= Publius Hordeonius Lollianus =

Publius Hordeonius Lollianus (Πόπλιος Ὁρδεώνιος Λολλιανός) (2nd century AD) was a celebrated Greek sophist in the time of Hadrian and Antoninus Pius.

Referred to as just Lollianus, by Philostratus, and the Suda,
an Athenian Greek inscription, dating from c. 142, gives his full name as Publius Hordeonius Lollianus. He was a native of Ephesus, and received his training in the school of Isaeus of Assyria. He was the first person nominated to the professor's chair of sophistik at Athens, where he was appointed General of the Hoplites, a civic office, which, under the emperors, made him food controller for the city.
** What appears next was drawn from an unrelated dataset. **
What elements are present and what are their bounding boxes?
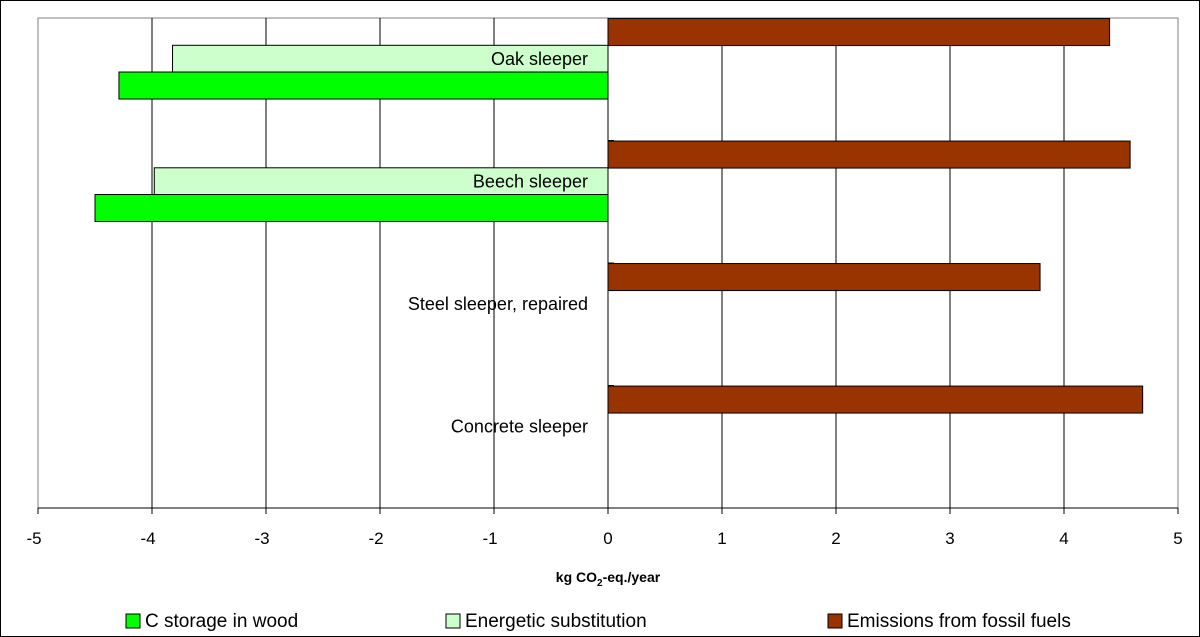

The liberal manner in which he discharged the duties of this office in the time of a famine is recorded with well-merited praise by Philostratus. Two statues were erected to him at Athens, one in the agora, and the other in the small grove which he is said to have planted himself.

The oratory of Lollianus was distinguished by the skill with which he brought forward his proofs, and by the richness of his style: he particularly excelled in extempore speaking; He gave his pupils systematic instruction in rhetoric, on which he wrote several works. These are all lost, but they are frequently referred to by the commentators on Hermogenes, who probably made great use of them.